Frana di Tavernola, aperto un fascicolo: i pm vogliono capire i rischi

I carabinieri acquisiscono documenti in municipio e alla Italsacci, sotto la lente i piani sicurezza e gli studi sugli interventi e sull’onda anomala. Una sorta di fascicolo «esplorativo», senza ipotesi di reato e indagati, che in questa fase privilegia la raccolta di informazioni.

La frana sul Monte Saresano finisce in un fascicolo di indagine, aperto e gestito dal procuratore Antonio Chiappani. Una sorta di fascicolo esplorativo, senza ipotesi di reato e indagati, che in questa fase privilegia la raccolta di informazioni sui rischi e sui piani di intervento, ma che in futuro potrebbe riguardare anche le cause dello smottamento e le eventuali responsabilità. Si spiegano così le acquisizioni di documentazione che i carabinieri del Noe di Brescia hanno compiuto nei giorni scorsi in municipio a Tavernola e negli uffici del cementificio Italsacci, sopra il quale incombe la frana. Per tre volte i militari dell’Arma si sono presentati in Comune e massima collaborazione hanno ricevuto dal sindaco Ioris Pezzotti. «Stanno facendo il loro lavoro, c’è un’inchiesta in corso, non posso dire di più», si limita a dichiarare il primo cittadino.

Ripetute anche le «visite» del Noe negli uffici della Italsacci («No comment» dall’azienda), dove sarebbero stati acquisiti anche i piani per la sicurezza. Tra le carte che si sono portati via i carabinieri nel corso delle varie acquisizioni ci sarebbero le autorizzazioni concesse alla vecchia proprietà. Uno degli accertamenti che hanno in animo gli inquirenti è infatti quello di capire quanto abbia influito sul rilascio delle concessioni la consapevolezza che la zona fosse interessata già all’epoca da un fenomeno franoso. La frana è attiva dagli anni ’70, ma è un movimento di carattere naturale. In una seconda fase la Procura potrebbe essere interessata a chiarire se l’attività estrattiva abbia o meno contribuito a facilitare lo smottamento.

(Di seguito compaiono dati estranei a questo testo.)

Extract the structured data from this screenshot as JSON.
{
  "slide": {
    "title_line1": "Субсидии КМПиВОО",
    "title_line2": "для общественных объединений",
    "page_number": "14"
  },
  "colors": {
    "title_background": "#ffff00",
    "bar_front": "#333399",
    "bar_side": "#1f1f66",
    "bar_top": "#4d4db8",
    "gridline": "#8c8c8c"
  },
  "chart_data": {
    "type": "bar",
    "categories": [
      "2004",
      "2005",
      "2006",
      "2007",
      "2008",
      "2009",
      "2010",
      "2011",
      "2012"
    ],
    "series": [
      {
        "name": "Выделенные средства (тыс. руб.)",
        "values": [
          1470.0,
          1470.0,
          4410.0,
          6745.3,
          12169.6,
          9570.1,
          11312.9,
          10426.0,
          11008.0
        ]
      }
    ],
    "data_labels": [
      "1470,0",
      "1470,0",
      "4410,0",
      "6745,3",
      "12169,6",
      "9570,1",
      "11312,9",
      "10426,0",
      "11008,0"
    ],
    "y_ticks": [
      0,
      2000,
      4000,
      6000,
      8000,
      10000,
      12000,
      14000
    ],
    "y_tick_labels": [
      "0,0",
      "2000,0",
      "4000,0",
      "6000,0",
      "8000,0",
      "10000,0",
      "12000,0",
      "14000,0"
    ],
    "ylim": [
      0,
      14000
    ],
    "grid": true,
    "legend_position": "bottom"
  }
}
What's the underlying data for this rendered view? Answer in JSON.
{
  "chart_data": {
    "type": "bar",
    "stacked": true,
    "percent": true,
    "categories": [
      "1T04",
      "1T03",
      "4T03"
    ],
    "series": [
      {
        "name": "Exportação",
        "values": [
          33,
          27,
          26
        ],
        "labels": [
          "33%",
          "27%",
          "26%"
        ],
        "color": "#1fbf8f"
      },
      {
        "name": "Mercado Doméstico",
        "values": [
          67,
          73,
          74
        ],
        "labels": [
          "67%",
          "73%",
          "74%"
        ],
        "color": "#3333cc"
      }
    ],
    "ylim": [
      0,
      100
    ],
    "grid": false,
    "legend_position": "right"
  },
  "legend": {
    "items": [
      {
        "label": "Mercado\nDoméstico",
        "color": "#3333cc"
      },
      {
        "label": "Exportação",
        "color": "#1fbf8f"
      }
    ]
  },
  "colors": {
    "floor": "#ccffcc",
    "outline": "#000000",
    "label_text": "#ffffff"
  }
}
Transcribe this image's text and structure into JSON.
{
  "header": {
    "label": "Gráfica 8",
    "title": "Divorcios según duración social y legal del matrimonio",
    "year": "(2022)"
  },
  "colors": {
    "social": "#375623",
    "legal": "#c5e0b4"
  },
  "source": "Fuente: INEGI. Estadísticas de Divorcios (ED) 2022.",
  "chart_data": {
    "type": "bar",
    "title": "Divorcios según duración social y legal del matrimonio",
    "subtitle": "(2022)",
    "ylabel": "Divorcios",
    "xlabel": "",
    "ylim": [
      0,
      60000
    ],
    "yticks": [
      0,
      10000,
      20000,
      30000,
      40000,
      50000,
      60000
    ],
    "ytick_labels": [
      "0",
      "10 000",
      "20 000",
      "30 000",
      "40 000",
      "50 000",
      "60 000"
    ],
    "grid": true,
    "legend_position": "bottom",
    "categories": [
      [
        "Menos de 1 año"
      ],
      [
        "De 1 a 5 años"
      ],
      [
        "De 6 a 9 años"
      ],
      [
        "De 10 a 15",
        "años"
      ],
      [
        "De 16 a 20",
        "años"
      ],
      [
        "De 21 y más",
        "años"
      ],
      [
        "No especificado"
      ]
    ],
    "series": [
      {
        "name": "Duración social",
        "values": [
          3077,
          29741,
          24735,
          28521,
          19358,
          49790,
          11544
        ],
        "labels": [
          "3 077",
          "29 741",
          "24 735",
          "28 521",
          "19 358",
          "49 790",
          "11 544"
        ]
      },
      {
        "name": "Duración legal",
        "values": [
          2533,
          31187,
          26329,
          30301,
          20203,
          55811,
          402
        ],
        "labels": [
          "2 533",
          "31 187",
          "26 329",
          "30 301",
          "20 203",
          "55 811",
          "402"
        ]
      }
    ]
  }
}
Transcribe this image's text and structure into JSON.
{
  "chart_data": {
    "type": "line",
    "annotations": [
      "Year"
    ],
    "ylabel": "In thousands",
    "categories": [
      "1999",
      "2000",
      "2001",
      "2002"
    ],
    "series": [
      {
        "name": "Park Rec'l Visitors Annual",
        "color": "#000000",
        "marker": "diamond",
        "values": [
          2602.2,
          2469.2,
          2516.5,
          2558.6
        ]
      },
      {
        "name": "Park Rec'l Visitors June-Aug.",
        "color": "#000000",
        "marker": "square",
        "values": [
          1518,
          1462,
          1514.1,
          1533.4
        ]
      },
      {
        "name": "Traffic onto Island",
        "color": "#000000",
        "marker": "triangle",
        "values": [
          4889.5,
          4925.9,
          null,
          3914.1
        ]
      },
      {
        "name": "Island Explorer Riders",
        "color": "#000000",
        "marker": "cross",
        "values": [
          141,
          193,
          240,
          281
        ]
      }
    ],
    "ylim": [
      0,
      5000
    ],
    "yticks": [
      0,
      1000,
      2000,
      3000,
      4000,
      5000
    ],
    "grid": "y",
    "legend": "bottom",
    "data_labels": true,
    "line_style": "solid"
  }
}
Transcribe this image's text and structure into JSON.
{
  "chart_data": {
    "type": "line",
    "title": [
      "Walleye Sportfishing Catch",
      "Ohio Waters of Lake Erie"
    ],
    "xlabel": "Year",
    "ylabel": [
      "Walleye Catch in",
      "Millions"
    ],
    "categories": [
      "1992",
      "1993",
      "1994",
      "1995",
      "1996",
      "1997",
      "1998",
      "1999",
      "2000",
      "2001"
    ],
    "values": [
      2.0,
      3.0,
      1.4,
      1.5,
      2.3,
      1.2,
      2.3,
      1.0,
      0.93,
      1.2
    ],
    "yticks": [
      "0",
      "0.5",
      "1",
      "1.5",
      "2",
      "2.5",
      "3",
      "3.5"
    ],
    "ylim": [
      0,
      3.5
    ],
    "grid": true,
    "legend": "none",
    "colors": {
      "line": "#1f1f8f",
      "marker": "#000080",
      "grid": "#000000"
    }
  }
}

In questo momento però gli inquirenti sono interessati ai rischi e ai relativi piani per evitarli. Perciò dalla Prefettura hanno ottenuto i primi abbozzi e i carteggi relativi ai piani di studio e di intervento finanziati dalla Regione. Quello di Nicola Casagli, docente di Geologia applicata all’Università di Firenze e geologo del Dipartimento nazionale della Protezione civile, che si sta occupando del monitoraggio. Quello di Giovanni Crosta, docente all’Università Bicocca di Milano, relativo al monitoraggio. E quello di Claudio Di Prisco del Politecnico di Milano, in base al quale saranno messi a punto gli interventi di consolidamento. Tra le carte acquisite ci sono i due studi sul moto ondoso («lo tsunami», «l’onda anomala», come si paventa) che la possibile caduta della frana nelle acque del lago provocherebbe: la prospettazione di Marco Pilotti, docente di Idraulica dell’Università di Brescia, che ipotizza un’onda alta 60 metri ma che finora ha raccolto scetticismo; e lo studio di Filippo Zaniboni, ricercatore del dipartimento di Fisica e Astronomia dell’Università di Bologna, che apre più scenari, con un’onda da 2,5 metri a, nel caso peggiore, 8 metri.